In 1776, while American patriots fought for their independence from England, Spanish Lt. Colonel Juan Bautista de Anza led more than 240 men, women and children, 695 horses and mules, 385 Texas Longhorn bulls and cows, some 1,800 miles to establish a settlement at San Francisco Bay. These families were the first colonists to come overland across the frontier of New Spain into present-day California. The trail was an attempt to ease the course of Spanish colonization of California by establishing a major land route north for many to follow.
The 1,210-mile Juan Bautista de Anza National Historic Trail, which extends from Nogales on the U.S.-Mexican border in Arizona through the California desert and coastal areas in Southern California, the Central Coast to San Francisco, was designated a National Historic Trail in 1990 and a National Millennium trail in 1999 and part of the National Park Service unit.
In 2005, Caltrans began posting signs on roads that overlap with the trail route, so that people can follow the trail. The path taken by Lt. Colonel Juan Bautista de Anza is today on lands that are in private hands, on government military bases, or in some places accessible only to automobiles and inaccessible to pedestrians and equestrians.

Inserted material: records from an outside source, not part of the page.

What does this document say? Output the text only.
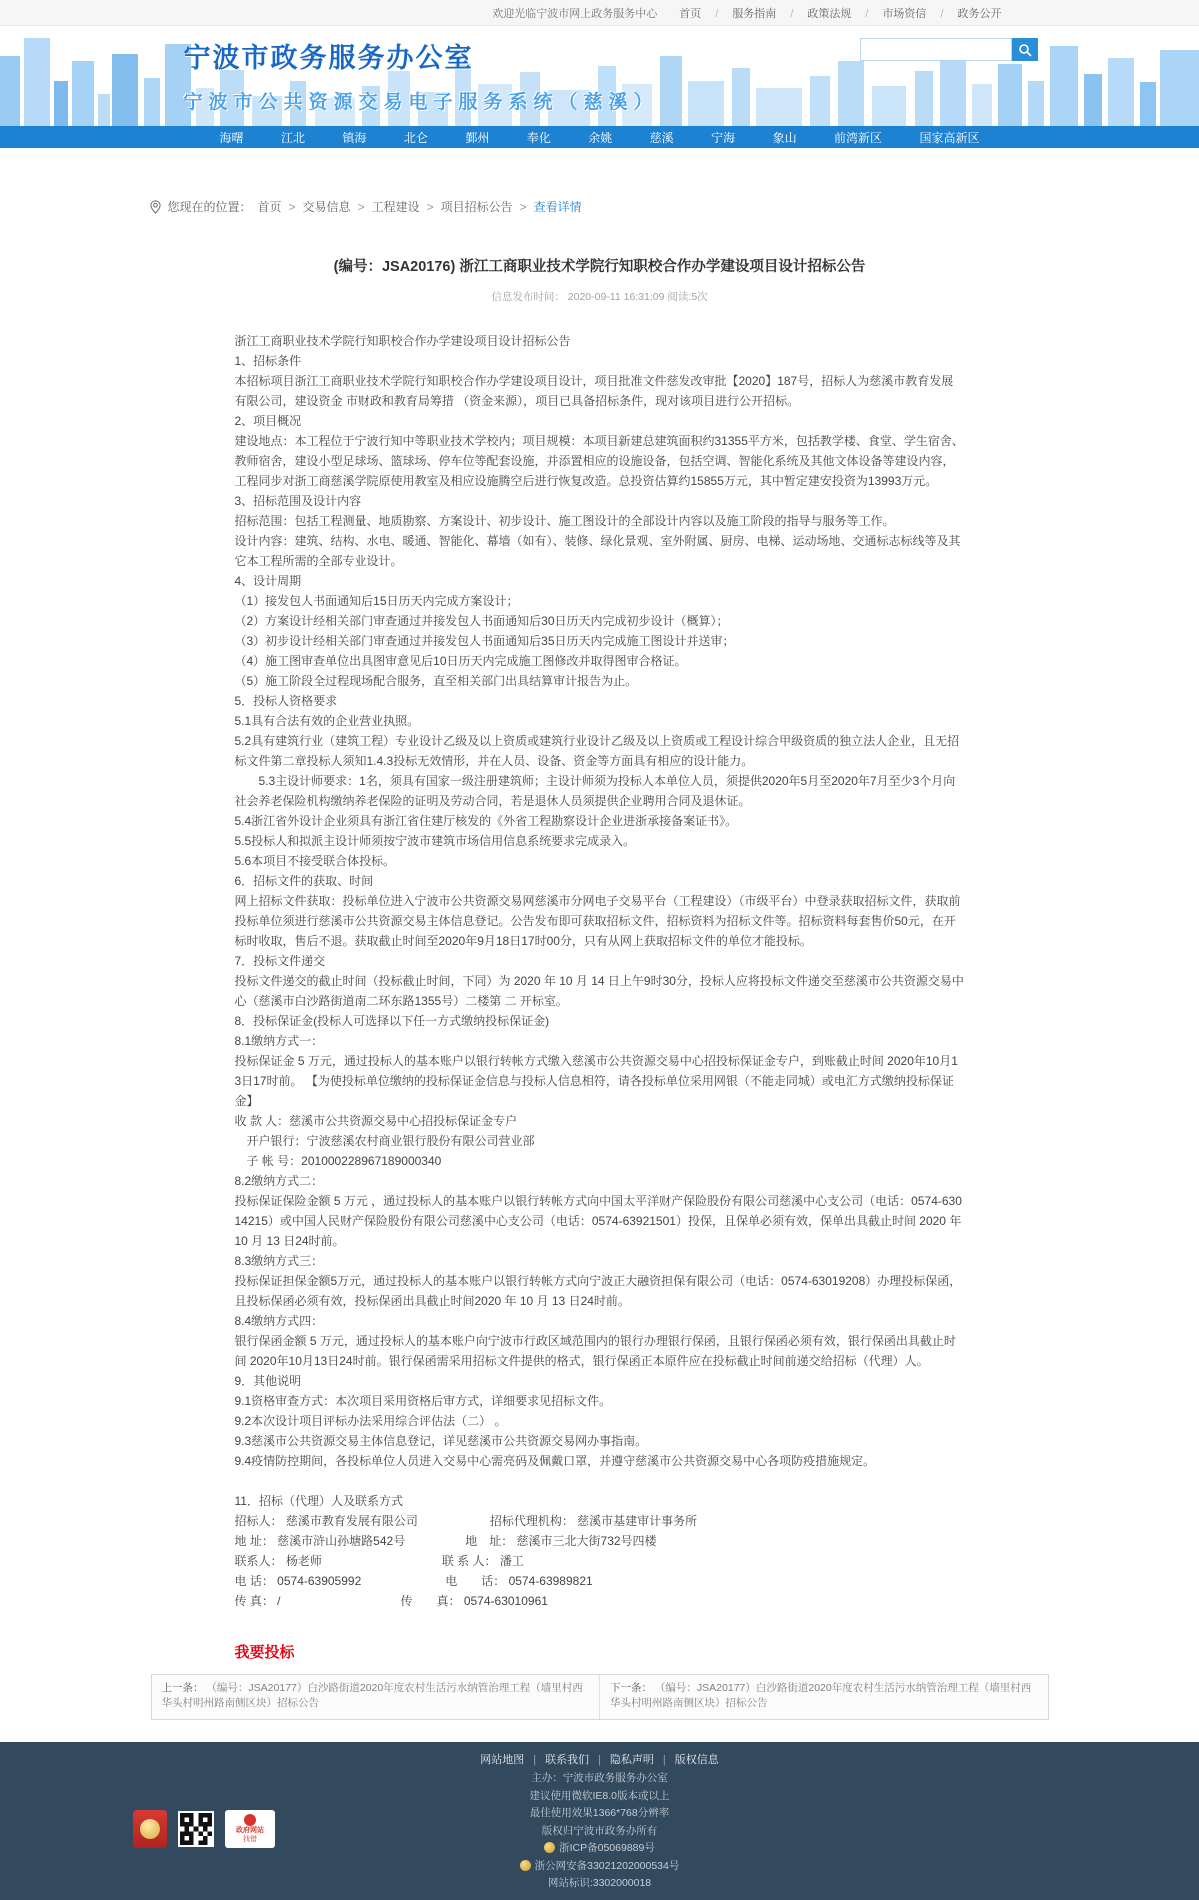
欢迎光临宁波市网上政务服务中心 首页	/ 服务指南	/ 政策法规	/ 市场资信	/ 政务公开
宁波市政务服务办公室
宁波市公共资源交易电子服务系统（慈溪）
海曙	江北	镇海	北仑	鄞州	奉化	余姚	慈溪	宁海	象山	前湾新区	国家高新区
您现在的位置： 首页 >	交易信息 >	工程建设 >	项目招标公告 >	查看详情
(编号：JSA20176) 浙江工商职业技术学院行知职校合作办学建设项目设计招标公告
信息发布时间： 2020-09-11 16:31:09 阅读:5次

浙江工商职业技术学院行知职校合作办学建设项目设计招标公告

1、招标条件

本招标项目浙江工商职业技术学院行知职校合作办学建设项目设计，项目批准文件慈发改审批【2020】187号，招标人为慈溪市教育发展有限公司，建设资金 市财政和教育局筹措 （资金来源），项目已具备招标条件，现对该项目进行公开招标。

2、项目概况

建设地点：本工程位于宁波行知中等职业技术学校内；项目规模：本项目新建总建筑面积约31355平方米，包括教学楼、食堂、学生宿舍、教师宿舍，建设小型足球场、篮球场、停车位等配套设施，并添置相应的设施设备，包括空调、智能化系统及其他文体设备等建设内容，工程同步对浙工商慈溪学院原使用教室及相应设施腾空后进行恢复改造。总投资估算约15855万元，其中暂定建安投资为13993万元。

3、招标范围及设计内容

招标范围：包括工程测量、地质勘察、方案设计、初步设计、施工图设计的全部设计内容以及施工阶段的指导与服务等工作。

设计内容：建筑、结构、水电、暖通、智能化、幕墙（如有）、装修、绿化景观、室外附属、厨房、电梯、运动场地、交通标志标线等及其它本工程所需的全部专业设计。

4、设计周期

（1）接发包人书面通知后15日历天内完成方案设计；

（2）方案设计经相关部门审查通过并接发包人书面通知后30日历天内完成初步设计（概算）；

（3）初步设计经相关部门审查通过并接发包人书面通知后35日历天内完成施工图设计并送审；

（4）施工图审查单位出具图审意见后10日历天内完成施工图修改并取得图审合格证。

（5）施工阶段全过程现场配合服务，直至相关部门出具结算审计报告为止。

5．投标人资格要求

5.1具有合法有效的企业营业执照。

5.2具有建筑行业（建筑工程）专业设计乙级及以上资质或建筑行业设计乙级及以上资质或工程设计综合甲级资质的独立法人企业，且无招标文件第二章投标人须知1.4.3投标无效情形，并在人员、设备、资金等方面具有相应的设计能力。

　　5.3主设计师要求：1名，须具有国家一级注册建筑师；主设计师须为投标人本单位人员，须提供2020年5月至2020年7月至少3个月向社会养老保险机构缴纳养老保险的证明及劳动合同，若是退休人员须提供企业聘用合同及退休证。

5.4浙江省外设计企业须具有浙江省住建厅核发的《外省工程勘察设计企业进浙承接备案证书》。

5.5投标人和拟派主设计师须按宁波市建筑市场信用信息系统要求完成录入。

5.6本项目不接受联合体投标。

6．招标文件的获取、时间

网上招标文件获取：投标单位进入宁波市公共资源交易网慈溪市分网电子交易平台（工程建设）（市级平台）中登录获取招标文件，获取前投标单位须进行慈溪市公共资源交易主体信息登记。公告发布即可获取招标文件，招标资料为招标文件等。招标资料每套售价50元，在开标时收取，售后不退。获取截止时间至2020年9月18日17时00分，只有从网上获取招标文件的单位才能投标。

7．投标文件递交

投标文件递交的截止时间（投标截止时间，下同）为 2020 年 10 月 14 日上午9时30分，投标人应将投标文件递交至慈溪市公共资源交易中心（慈溪市白沙路街道南二环东路1355号）二楼第 二 开标室。

8．投标保证金(投标人可选择以下任一方式缴纳投标保证金)

8.1缴纳方式一：

投标保证金 5 万元，通过投标人的基本账户以银行转帐方式缴入慈溪市公共资源交易中心招投标保证金专户，到账截止时间 2020年10月13日17时前。 【为使投标单位缴纳的投标保证金信息与投标人信息相符，请各投标单位采用网银（不能走同城）或电汇方式缴纳投标保证金】

收 款 人：慈溪市公共资源交易中心招投标保证金专户

　开户银行：宁波慈溪农村商业银行股份有限公司营业部

　子 帐 号：201000228967189000340

8.2缴纳方式二：

投标保证保险金额 5 万元 ，通过投标人的基本账户以银行转帐方式向中国太平洋财产保险股份有限公司慈溪中心支公司（电话：0574-63014215）或中国人民财产保险股份有限公司慈溪中心支公司（电话：0574-63921501）投保，且保单必须有效，保单出具截止时间 2020 年 10 月 13 日24时前。

8.3缴纳方式三：

投标保证担保金额5万元，通过投标人的基本账户以银行转帐方式向宁波正大融资担保有限公司（电话：0574-63019208）办理投标保函，且投标保函必须有效，投标保函出具截止时间2020 年 10 月 13 日24时前。

8.4缴纳方式四：

银行保函金额 5 万元，通过投标人的基本账户向宁波市行政区域范围内的银行办理银行保函，且银行保函必须有效，银行保函出具截止时间 2020年10月13日24时前。银行保函需采用招标文件提供的格式，银行保函正本原件应在投标截止时间前递交给招标（代理）人。

9．其他说明

9.1资格审查方式：本次项目采用资格后审方式，详细要求见招标文件。

9.2本次设计项目评标办法采用综合评估法（二） 。

9.3慈溪市公共资源交易主体信息登记，详见慈溪市公共资源交易网办事指南。

9.4疫情防控期间，各投标单位人员进入交易中心需亮码及佩戴口罩，并遵守慈溪市公共资源交易中心各项防疫措施规定。

11．招标（代理）人及联系方式

招标人： 慈溪市教育发展有限公司　　　　　　招标代理机构： 慈溪市基建审计事务所

地 址： 慈溪市浒山孙塘路542号　　　　　地　址： 慈溪市三北大街732号四楼

联系人： 杨老师　　　　　　　　　　联 系 人： 潘工

电 话： 0574-63905992　　　　　　　电　　话： 0574-63989821

传 真： /　　　　　　　　　　传　　真： 0574-63010961

我要投标
上一条： （编号：JSA20177）白沙路街道2020年度农村生活污水纳管治理工程（墙里村西华头村明州路南侧区块）招标公告
下一条： （编号：JSA20177）白沙路街道2020年度农村生活污水纳管治理工程（墙里村西华头村明州路南侧区块）招标公告
政府网站
找错
网站地图 | 联系我们 | 隐私声明 | 版权信息
主办：宁波市政务服务办公室
建议使用微软IE8.0版本或以上
最佳使用效果1366*768分辨率
版权归宁波市政务办所有
浙ICP备05069889号
浙公网安备33021202000534号
网站标识:3302000018
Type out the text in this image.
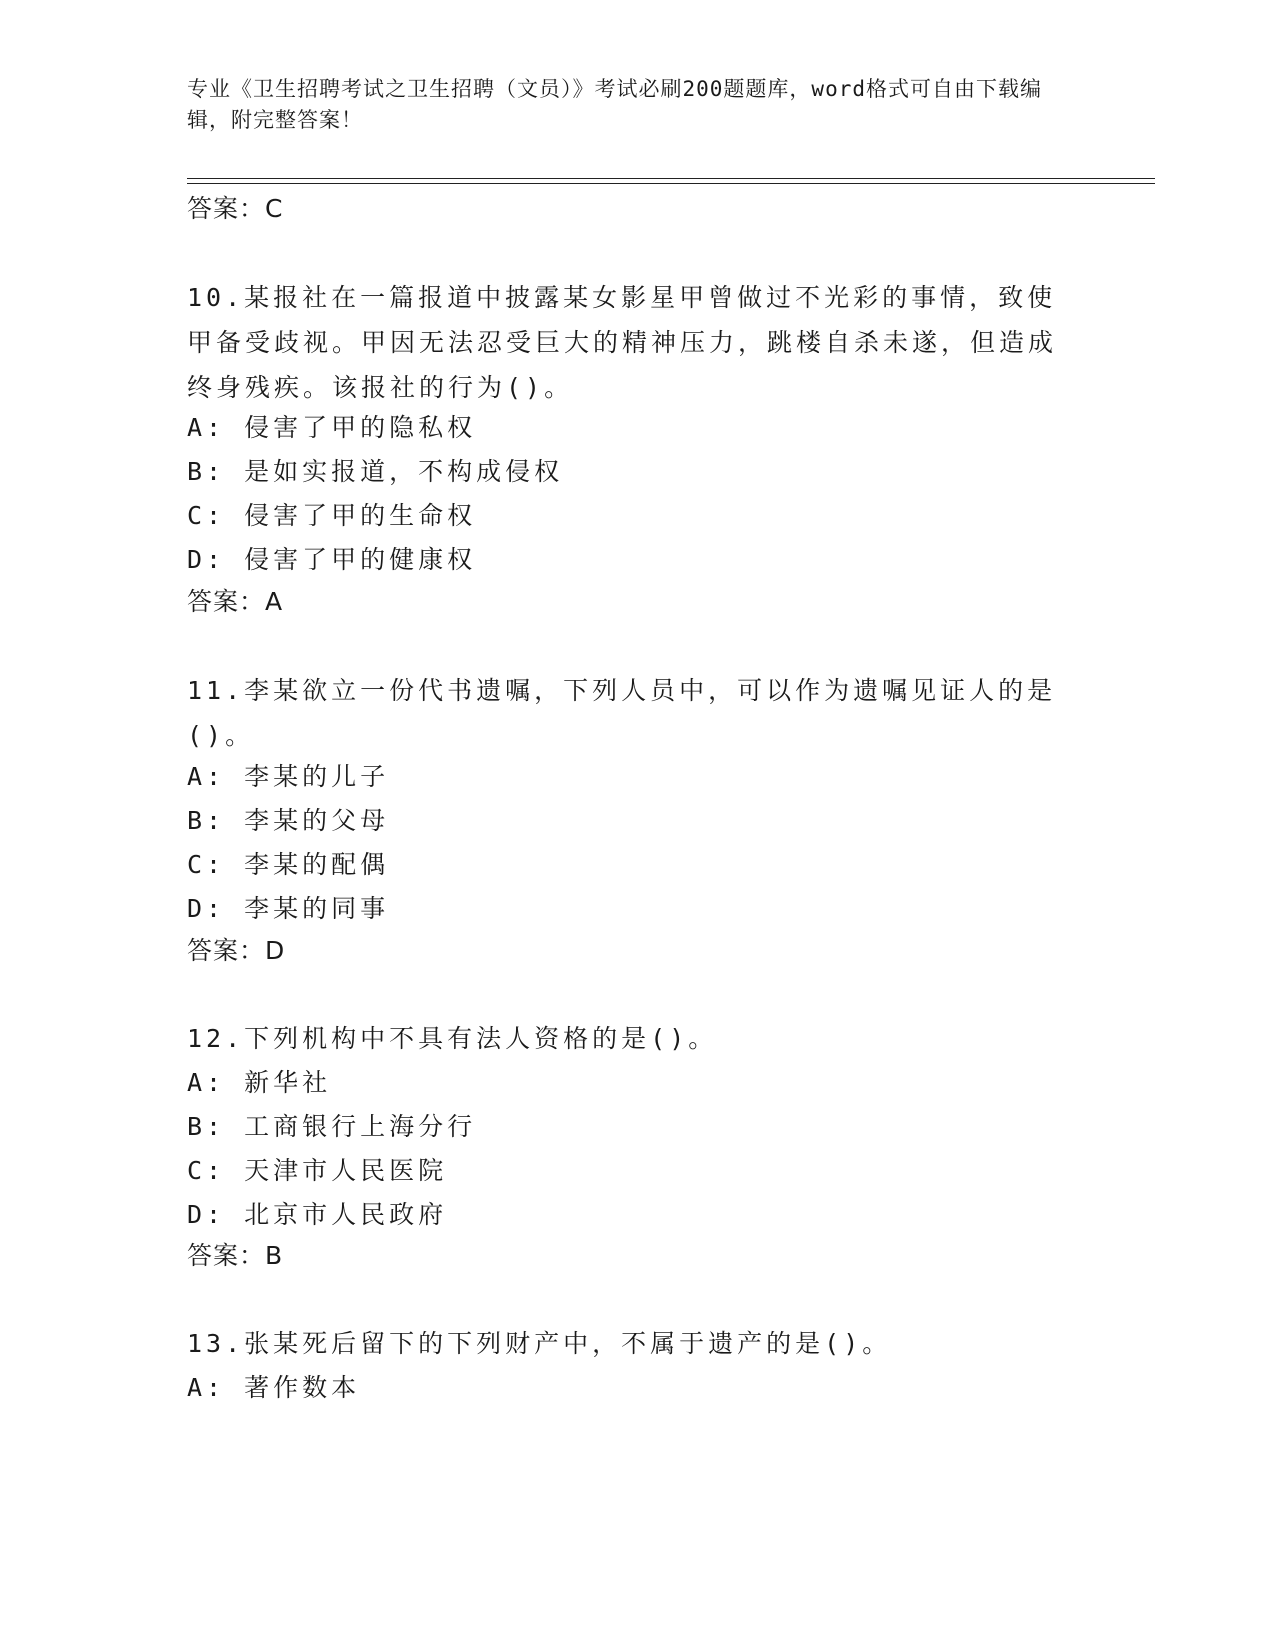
专业《卫生招聘考试之卫生招聘（文员）》考试必刷200题题库，word格式可自由下载编辑，附完整答案！
答案：C
10.某报社在一篇报道中披露某女影星甲曾做过不光彩的事情，致使甲备受歧视。甲因无法忍受巨大的精神压力，跳楼自杀未遂，但造成终身残疾。该报社的行为()。
A: 侵害了甲的隐私权
B: 是如实报道，不构成侵权
C: 侵害了甲的生命权
D: 侵害了甲的健康权
答案：A
11.李某欲立一份代书遗嘱，下列人员中，可以作为遗嘱见证人的是()。
A: 李某的儿子
B: 李某的父母
C: 李某的配偶
D: 李某的同事
答案：D
12.下列机构中不具有法人资格的是()。
A: 新华社
B: 工商银行上海分行
C: 天津市人民医院
D: 北京市人民政府
答案：B
13.张某死后留下的下列财产中，不属于遗产的是()。
A: 著作数本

Over the years the Mules have followed the Juan Bautista De Anza Historic Trail during our migratory journey and visited the sites along the trail such as the Presidio in San Francisco, Mission San Francisco de Asis, the Vicente Martinez adobe at the John Muir Historic Site in Martinez, Mission San Antonio de Padua, Mission San Luis Obispo, Mission San Gabriel, Santa Monica Mountains National Recreation Area, Bautista Canyon in Hemet, and Anza-Borrego Desert.
Yesterday, January 2, 2020, the Mules walked the Old Stage Road historic route from San Juan Bautista to Salinas. The night before we stopped to rest for the night near the trailhead. In the morning, we met Kelly who stopped to greet the mules. After we ate breakfast and packed up, we headed for the Old Stage Road trailhead a hundred yards away.
While on the trail, we met Keith and Thais, but forgot to get their photo. They sent us the following e-mail following our meeting:
We first heard about you 2 years ago when we were at Buck’s in Woodside and read the article about your adventures. We had no idea that we would meet you today on the De Anza Trail near San Juan Bautista. It was a thrill to for us to see all 3 of the mules walking the trail as we were sitting there eating lunch. Thank you for stopping to chat with us briefly on your journey. We also hike for the same reason you walk – to keep that machinery of the brain in good working order. Thanks for that reminder. Safe travels, always.Keith and Thais
After reading this email, found it incredible that Keith and Thais remembered reading about the Mules from Buck’s Woodside menu which the Mules stopped to visit in the Fall 2015 after we met the owner Jamis who invited us to his equestrian friendly restaurant with a hitching post out front. Buck’s sent us a copy of the Winter 2015 menu that the Mules were featured.
We continued our journey on the Anza Trail until we reached Salinas where we spent the night.
Where we spent the night in Salinas. This morning, we packed up and continuing South on the endless journey of the Nation, the Three Mules Nation.